In questo periodo gli spostamenti per recarmi al lavoro mi costano una grande fatica. Posso richiedere di lavorare da casa?

8.05

Sì, laddove è possibile, i lavoratori malati di cancro possono richiedere al proprio datore di lavoro di svolgere la propria attività da casa. In tal caso, il cambio nelle modalità di lavoro deve essere formalizzato in un accordo scritto in cui vengano chiaramente indicate le attività da svolgere, le modalità di svolgimento, le mansioni, gli eventuali rientri e le modalità di ritorno alle precedenti tipologie di lavoro.

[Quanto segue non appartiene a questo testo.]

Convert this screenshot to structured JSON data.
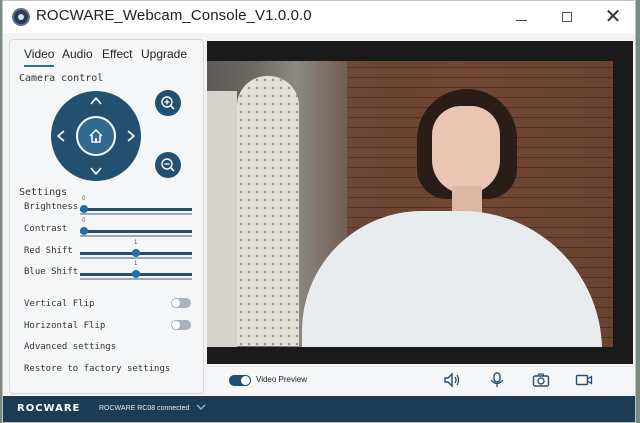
{
  "window": {
    "title": "ROCWARE_Webcam_Console_V1.0.0.0",
    "minimize_glyph": "—",
    "close_glyph": "✕"
  },
  "tabs": [
    {
      "label": "Video",
      "active": true
    },
    {
      "label": "Audio",
      "active": false
    },
    {
      "label": "Effect",
      "active": false
    },
    {
      "label": "Upgrade",
      "active": false
    }
  ],
  "camera_control": {
    "title": "Camera control",
    "zoom_in_icon": "zoom-in-icon",
    "zoom_out_icon": "zoom-out-icon"
  },
  "settings": {
    "title": "Settings",
    "sliders": [
      {
        "label": "Brightness",
        "value": "0",
        "level": 0.0
      },
      {
        "label": "Contrast",
        "value": "0",
        "level": 0.0
      },
      {
        "label": "Red Shift",
        "value": "1",
        "level": 0.5
      },
      {
        "label": "Blue Shift",
        "value": "1",
        "level": 0.5
      }
    ],
    "toggles": [
      {
        "label": "Vertical Flip",
        "on": false
      },
      {
        "label": "Horizontal Flip",
        "on": false
      }
    ],
    "links": [
      {
        "label": "Advanced settings"
      },
      {
        "label": "Restore to factory settings"
      }
    ]
  },
  "preview_bar": {
    "video_preview_label": "Video Preview",
    "video_preview_on": true,
    "icons": [
      "speaker-icon",
      "microphone-icon",
      "camera-icon",
      "video-record-icon"
    ]
  },
  "status": {
    "brand": "ROCWARE",
    "connection": "ROCWARE RC08 connected",
    "colors": {
      "bar": "#1d3b52",
      "accent": "#1f4f72"
    }
  }
}
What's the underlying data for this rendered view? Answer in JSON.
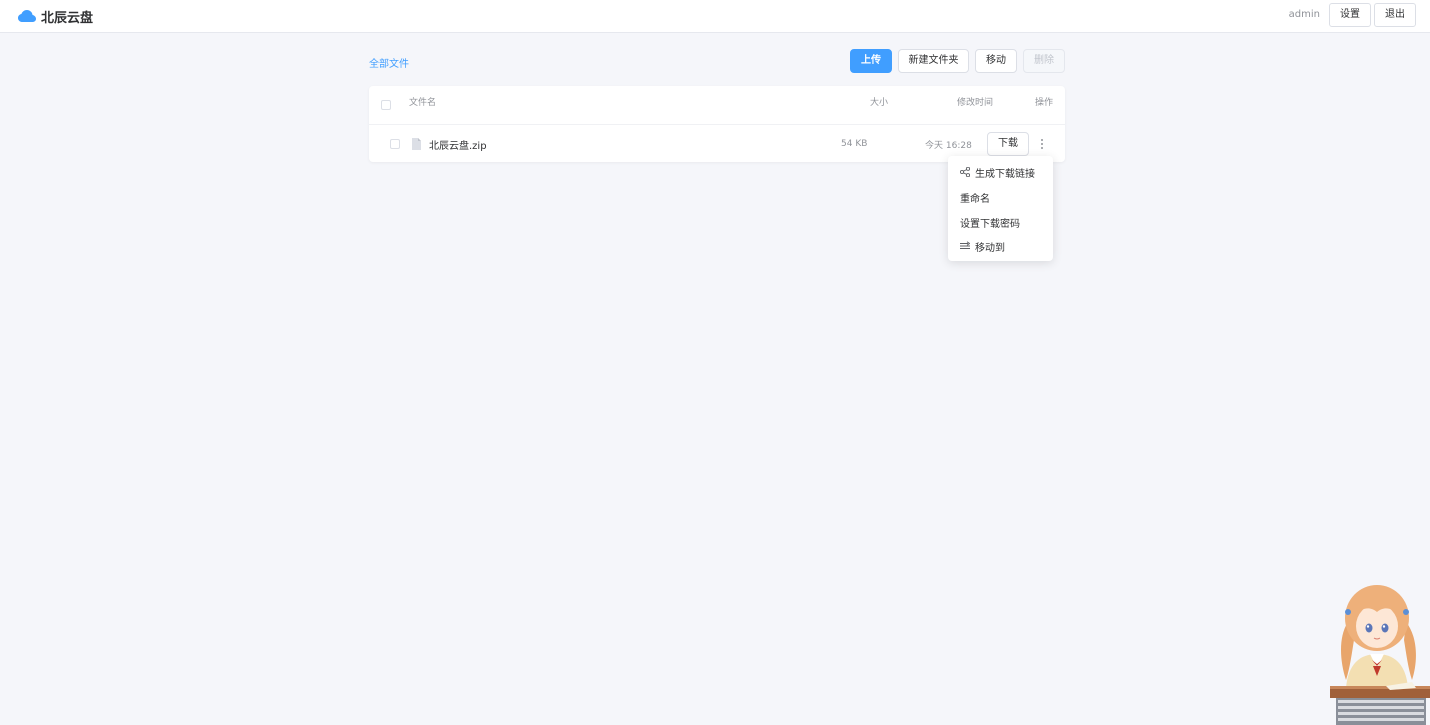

Svolgo mansioni molto faticose, ma non vorrei lasciare il lavoro. Posso chiedere un cambio di mansioni?

8.06

I lavoratori affetti da cancro possono richiedere di essere assegnati a mansioni adeguate alla propria capacità lavorativa. Il cambio di mansioni può essere richiesto più volte in caso di aggravamento delle condizioni di salute. Anche nei casi in cui il lavoratore venga assegnato a mansioni inferiori, mantiene comunque il compenso corrispondente alle mansioni di provenienza. Tuttavia, nei casi in cui non fossero disponibili mansioni compatibili con le condizioni di salute del lavoratore, il datore di lavoro può risolvere il rapporto di impiego.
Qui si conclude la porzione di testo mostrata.